On 12 March 2019, the European Data Protection Board ("EDPB") adopted an opinion clarifying the interplay between Directive 2002/58/EC (the "ePrivacy Directive") and the General Data Protection Regulation (the "GDPR") (the "Opinion"). At the request of the Belgian Data Protection Authority, the EDPB provides guidance on whether (and to what extent):
- the competences, tasks and powers of data protection authorities under the GDPR are limited when the processing of personal data falls under the scope of both the GDPR and the ePrivacy Directive;
- data protection authorities should take into consideration the provisions of the ePrivacy Directive when exercising their competences, tasks and powers under the GDPR, while tackling possible infringements of national rules implementing the ePrivacy Directive;
- the cooperation and consistency mechanisms under the GDPR apply to processing that falls under the scope of both the GDPR and the ePrivacy Directive.
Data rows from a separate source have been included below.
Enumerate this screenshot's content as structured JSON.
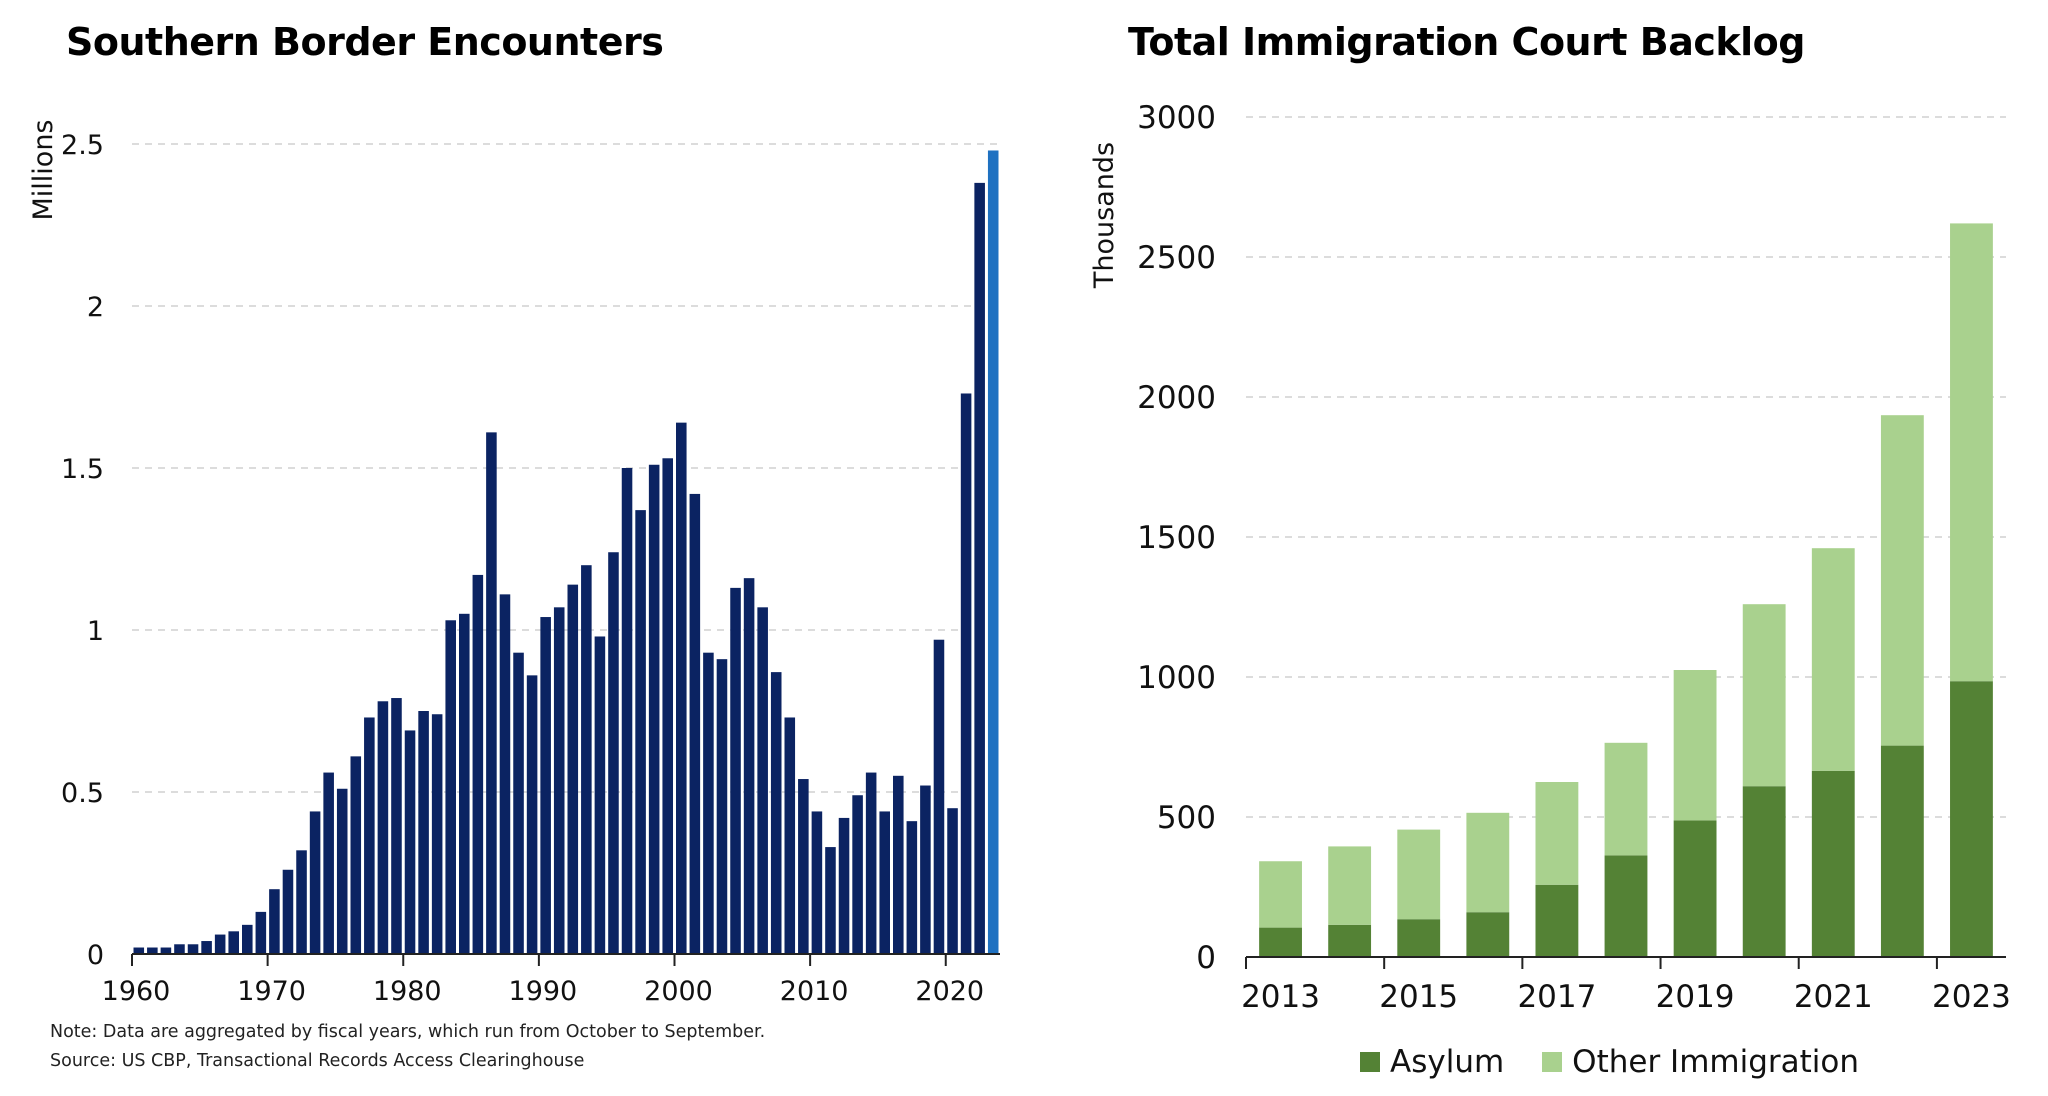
{
  "chart_data": [
    {
      "type": "bar",
      "title": "Southern Border Encounters",
      "ylabel": "Millions",
      "xlabel": "",
      "ylim": [
        0,
        2.5
      ],
      "yticks": [
        "0",
        "0.5",
        "1",
        "1.5",
        "2",
        "2.5"
      ],
      "xticks": [
        "1960",
        "1970",
        "1980",
        "1990",
        "2000",
        "2010",
        "2020"
      ],
      "grid": "horizontal dashed",
      "colors": {
        "bar": "#0b2362",
        "highlight": "#1f71c1"
      },
      "highlight_year": 2023,
      "x": [
        1960,
        1961,
        1962,
        1963,
        1964,
        1965,
        1966,
        1967,
        1968,
        1969,
        1970,
        1971,
        1972,
        1973,
        1974,
        1975,
        1976,
        1977,
        1978,
        1979,
        1980,
        1981,
        1982,
        1983,
        1984,
        1985,
        1986,
        1987,
        1988,
        1989,
        1990,
        1991,
        1992,
        1993,
        1994,
        1995,
        1996,
        1997,
        1998,
        1999,
        2000,
        2001,
        2002,
        2003,
        2004,
        2005,
        2006,
        2007,
        2008,
        2009,
        2010,
        2011,
        2012,
        2013,
        2014,
        2015,
        2016,
        2017,
        2018,
        2019,
        2020,
        2021,
        2022,
        2023
      ],
      "values": [
        0.02,
        0.02,
        0.02,
        0.03,
        0.03,
        0.04,
        0.06,
        0.07,
        0.09,
        0.13,
        0.2,
        0.26,
        0.32,
        0.44,
        0.56,
        0.51,
        0.61,
        0.73,
        0.78,
        0.79,
        0.69,
        0.75,
        0.74,
        1.03,
        1.05,
        1.17,
        1.61,
        1.11,
        0.93,
        0.86,
        1.04,
        1.07,
        1.14,
        1.2,
        0.98,
        1.24,
        1.5,
        1.37,
        1.51,
        1.53,
        1.64,
        1.42,
        0.93,
        0.91,
        1.13,
        1.16,
        1.07,
        0.87,
        0.73,
        0.54,
        0.44,
        0.33,
        0.42,
        0.49,
        0.56,
        0.44,
        0.55,
        0.41,
        0.52,
        0.97,
        0.45,
        1.73,
        2.38,
        2.48
      ]
    },
    {
      "type": "bar",
      "stacked": true,
      "title": "Total Immigration Court Backlog",
      "ylabel": "Thousands",
      "xlabel": "",
      "ylim": [
        0,
        3000
      ],
      "yticks": [
        "0",
        "500",
        "1000",
        "1500",
        "2000",
        "2500",
        "3000"
      ],
      "xticks": [
        "2013",
        "2015",
        "2017",
        "2019",
        "2021",
        "2023"
      ],
      "grid": "horizontal dashed",
      "legend": "bottom",
      "categories": [
        2013,
        2014,
        2015,
        2016,
        2017,
        2018,
        2019,
        2020,
        2021,
        2022,
        2023
      ],
      "series": [
        {
          "name": "Asylum",
          "color": "#548235",
          "values": [
            105,
            115,
            135,
            160,
            258,
            363,
            488,
            610,
            665,
            755,
            985
          ]
        },
        {
          "name": "Other Immigration",
          "color": "#a9d18e",
          "values": [
            237,
            280,
            320,
            355,
            367,
            402,
            537,
            650,
            795,
            1180,
            1635
          ]
        }
      ]
    }
  ],
  "notes": {
    "note": "Note: Data are aggregated by fiscal years, which run from October to September.",
    "source": "Source: US CBP, Transactional Records Access Clearinghouse"
  }
}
Interaction between GDPR and ePrivacy Directive
The objective of the GDPR is to protect fundamental rights and freedoms of natural persons with regard to the processing of personal data and the free movement of personal data within the EU. By contrast, the ePrivacy Directive seeks to safeguard the right to privacy and confidentiality in the electronic communications sector, as well as the free movement of personal data and of electronic communications equipment and services in the EU. The EDPB thus notes that there are many types of processing activities that may fall within the scope of both legal instruments. In its opinion, the EDPB focuses on four sorts of interplay.
First, some provisions of the ePrivacy Directive "particularise" rules of the GDPR in regard to processing of personal data in the electronic communications sector. In these situations, the EDPB states that the ePrivacy Directive ("lex specialis") will prevail over the general provisions of the GDPR ("lex generalis").
Second, it is possible that provisions of the ePrivacy Directive complement the GDPR, e.g., by extending the scope of the protected rights and legitimate interests.
Third, the opinion notes that Article 95 of the GDPR seeks to prevent unnecessary administrative burdens being imposed on natural and legal persons in relation to processing of personal data, when these persons are subject to (similar) specific obligations set out in the ePrivacy Directive.
Fourth, any processing of personal data which falls outside the scope of the ePrivacy Directive will be governed by the GDPR.
Competences, Tasks and Powers of Data Protection Authorities
By definition, data protection authorities are charged with the enforcement of the GDPR. Their competence in this respect will not be limited if a particular subset of data processing operations also falls within the scope of the ePrivacy Directive.
However, the EDPB notes that the domestic rules transposing the ePrivacy Directive may only be enforced by the authority that is appointed as competent by the EU Member States. While it is possible that this is the national data protection authority, it may also be another body (e.g., a national telecommunications authority). Consequently, if the processing of personal data falls under the scope of both the GDPR and the ePrivacy Directive, the designated authority will be competent for the enforcement of the specific rules envisaged by the ePrivacy Directive.
With respect to any processing operations that are not subject to these rules, responsibility is entrusted to the data protection authorities. At the same time, if the data protection authority finds that a particular action constitutes an infringement of both the GDPR and the ePrivacy Directive, it may take this circumstance into account when applying the GDPR so that enforcement of both instruments remains consistent. Nonetheless, any decision must be justified on the basis of the GDPR, insofar as the data protection authority is entrusted with supervisory powers solely in relation to that instrument.
As regards the potential application of the cooperation and consistency mechanisms under the GDPR towards types of processing that fall under the scope of both the GDPR and the ePrivacy Directive, the EDPB notes that they do not apply to the enforcement of the national rules implementing the ePrivacy Directive. Since these mechanisms are related to the GDPR, they are only relevant to the extent that the processing of data is subject to the general provisions of the GDPR and not to the special rules of the ePrivacy Directive.
The above clarifications are essential in the light of the need to ensure consistent interpretation among EU data protection authorities of the boundaries of their competences, tasks and powers. In accordance with the requirements of the GDPR (Articles 61 and 62), they should also adhere to a coherent practice of mutual assistance and joint operations.
Finally, the EDPB notes that the Opinion is without prejudice to the outcome of the current negotiations on the future ePrivacy Regulation among the European institutions. If and when adopted, the new ePrivacy Regulation will replace the ePrivacy Directive and its national implementing laws.
The content of this article is intended to provide a general guide to the subject matter. Specialist advice should be sought about your specific circumstances.